US peace activist shot in Jenin
An American peace activist who was allegedly shot in the face by Israeli troops while acting as a "human shield" in the West Bank town of Jenin was seriously ill today in an Israeli hospital, a member of the International Solidarity Movement said.
Brian Avery, 24, from Albuquerque, New Mexico, a member of the Palestinian-backed International Solidarity Movement, was shot in the face Saturday by forces in an armored personnel carrier. said Star Hawk, a fellow activist.
The army said there was a gun battle going on in the area and it was not certain that Avery was shot by Israeli soldiers.
"Apparently he's going to live, but his face has been shattered, his bones are broken, his tongue was split in two and he's in very serious condition," Hawk told Israel Radio in an interview.
Tobias Karlsson, a fellow activist from Sweden, said he and Avery heard shots fired and came out of an apartment building in Jenin to investigate as an armored personnel carrier rounded a corner.
They stood in the street with their hands up wearing vests clearly identifying them as foreign activists when the armored personnel carrier fired on them, Karlsson said.
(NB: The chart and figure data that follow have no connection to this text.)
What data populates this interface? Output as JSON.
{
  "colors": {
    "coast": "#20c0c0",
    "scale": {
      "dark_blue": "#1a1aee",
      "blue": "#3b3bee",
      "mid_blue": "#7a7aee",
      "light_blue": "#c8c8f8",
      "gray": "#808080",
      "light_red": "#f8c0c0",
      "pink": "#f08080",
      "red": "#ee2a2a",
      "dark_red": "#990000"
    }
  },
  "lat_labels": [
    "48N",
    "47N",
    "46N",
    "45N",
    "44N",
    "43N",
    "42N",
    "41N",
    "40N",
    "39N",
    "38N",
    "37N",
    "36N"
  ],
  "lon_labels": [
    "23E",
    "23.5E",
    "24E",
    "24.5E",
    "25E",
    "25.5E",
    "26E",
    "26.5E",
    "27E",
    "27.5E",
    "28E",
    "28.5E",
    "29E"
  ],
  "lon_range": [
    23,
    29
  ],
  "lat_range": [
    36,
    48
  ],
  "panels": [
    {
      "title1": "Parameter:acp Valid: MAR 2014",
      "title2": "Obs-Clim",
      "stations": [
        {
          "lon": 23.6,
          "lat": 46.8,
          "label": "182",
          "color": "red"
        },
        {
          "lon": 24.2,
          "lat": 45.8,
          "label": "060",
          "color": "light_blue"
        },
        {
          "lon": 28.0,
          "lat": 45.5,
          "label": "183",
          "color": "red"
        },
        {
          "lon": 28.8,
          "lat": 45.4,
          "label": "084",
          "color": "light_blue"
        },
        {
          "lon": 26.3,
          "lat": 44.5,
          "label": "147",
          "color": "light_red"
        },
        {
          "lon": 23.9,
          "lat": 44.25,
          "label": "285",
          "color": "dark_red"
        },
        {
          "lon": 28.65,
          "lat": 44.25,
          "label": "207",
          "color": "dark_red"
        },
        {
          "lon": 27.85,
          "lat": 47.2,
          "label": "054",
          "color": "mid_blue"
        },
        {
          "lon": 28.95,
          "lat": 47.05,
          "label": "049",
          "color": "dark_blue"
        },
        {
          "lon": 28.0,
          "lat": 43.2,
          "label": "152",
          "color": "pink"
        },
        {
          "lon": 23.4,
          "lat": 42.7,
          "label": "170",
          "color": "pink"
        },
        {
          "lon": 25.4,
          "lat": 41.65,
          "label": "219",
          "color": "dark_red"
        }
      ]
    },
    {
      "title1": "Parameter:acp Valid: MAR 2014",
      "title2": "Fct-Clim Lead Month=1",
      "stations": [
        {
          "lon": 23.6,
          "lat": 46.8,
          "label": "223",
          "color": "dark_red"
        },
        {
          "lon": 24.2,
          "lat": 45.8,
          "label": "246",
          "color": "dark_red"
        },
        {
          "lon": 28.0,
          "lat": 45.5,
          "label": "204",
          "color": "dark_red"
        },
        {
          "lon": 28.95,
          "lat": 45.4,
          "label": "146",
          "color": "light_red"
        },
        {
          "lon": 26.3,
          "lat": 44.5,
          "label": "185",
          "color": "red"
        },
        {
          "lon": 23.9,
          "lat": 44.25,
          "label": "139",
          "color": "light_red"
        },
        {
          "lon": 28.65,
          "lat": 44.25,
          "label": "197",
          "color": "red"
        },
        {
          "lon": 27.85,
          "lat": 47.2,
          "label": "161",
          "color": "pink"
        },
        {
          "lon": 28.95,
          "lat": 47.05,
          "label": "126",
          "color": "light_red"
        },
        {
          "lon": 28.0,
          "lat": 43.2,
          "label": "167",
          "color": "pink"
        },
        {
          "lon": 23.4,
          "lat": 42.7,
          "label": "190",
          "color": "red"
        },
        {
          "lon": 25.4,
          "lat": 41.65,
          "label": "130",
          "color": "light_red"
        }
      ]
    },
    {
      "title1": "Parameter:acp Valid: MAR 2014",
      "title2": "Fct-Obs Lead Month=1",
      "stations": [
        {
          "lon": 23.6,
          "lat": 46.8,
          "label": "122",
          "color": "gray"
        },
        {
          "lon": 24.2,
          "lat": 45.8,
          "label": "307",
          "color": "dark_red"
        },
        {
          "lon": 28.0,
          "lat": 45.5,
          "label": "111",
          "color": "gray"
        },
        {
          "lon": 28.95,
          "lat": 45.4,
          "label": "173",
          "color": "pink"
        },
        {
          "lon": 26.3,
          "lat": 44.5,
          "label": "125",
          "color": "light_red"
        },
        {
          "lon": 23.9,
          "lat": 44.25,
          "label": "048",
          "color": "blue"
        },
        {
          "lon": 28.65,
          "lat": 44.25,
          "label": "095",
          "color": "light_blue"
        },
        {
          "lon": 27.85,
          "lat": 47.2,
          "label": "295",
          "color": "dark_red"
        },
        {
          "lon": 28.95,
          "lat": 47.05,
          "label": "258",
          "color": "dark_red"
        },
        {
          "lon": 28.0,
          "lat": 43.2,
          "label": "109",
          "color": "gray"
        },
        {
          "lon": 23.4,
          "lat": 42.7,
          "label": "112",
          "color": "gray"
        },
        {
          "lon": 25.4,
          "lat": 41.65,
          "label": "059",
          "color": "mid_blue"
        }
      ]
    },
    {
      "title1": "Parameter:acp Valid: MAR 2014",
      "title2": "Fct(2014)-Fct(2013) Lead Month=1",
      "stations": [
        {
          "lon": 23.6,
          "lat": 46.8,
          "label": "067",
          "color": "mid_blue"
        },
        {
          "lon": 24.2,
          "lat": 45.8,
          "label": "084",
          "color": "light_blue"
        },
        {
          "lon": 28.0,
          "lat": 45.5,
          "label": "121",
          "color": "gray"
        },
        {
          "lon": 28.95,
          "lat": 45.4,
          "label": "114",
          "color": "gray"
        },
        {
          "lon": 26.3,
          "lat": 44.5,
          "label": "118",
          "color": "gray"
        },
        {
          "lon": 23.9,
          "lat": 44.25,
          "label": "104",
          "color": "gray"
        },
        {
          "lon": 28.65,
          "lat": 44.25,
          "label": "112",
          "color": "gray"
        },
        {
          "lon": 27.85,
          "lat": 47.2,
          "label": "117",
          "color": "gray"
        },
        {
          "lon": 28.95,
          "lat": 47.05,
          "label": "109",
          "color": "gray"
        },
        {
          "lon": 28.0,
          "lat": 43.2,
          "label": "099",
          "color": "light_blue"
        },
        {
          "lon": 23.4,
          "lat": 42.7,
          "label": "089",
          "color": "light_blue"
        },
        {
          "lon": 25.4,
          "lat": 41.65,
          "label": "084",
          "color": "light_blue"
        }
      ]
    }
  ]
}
Avery was shot, he said.
After being treated in a Jenin hospital, Avery was transferred by helicopter to an Israeli hospital in the northern coastal city of Haifa, Hawk said.
The US State Department said it was looking into the report.
"The US Embassy in Tel Aviv and our Jerusalem consulate are now following up to find out what happened as well as confirm the identity and determine the welfare of the individual," State Department spokesman Lou Fintor said in a statement in Washington.
Another American member of the group was killed on March 16 while trying to stop an Israeli military bulldozer in the Gaza Strip from demolishing a Palestinian home. She fell in front of the machine, which ran over her and then backed up, witnesses said.
Israeli officials say the bulldozer incident that killed 23-year-old Rachel Corrie, a student at The Evergreen State College in Olympia, Washington, was an accident and that the driver didn't see her because of the limited visibility in the armored vehicle.
The driver of the bulldozer — a reservist — is back on the job, the army said Saturday.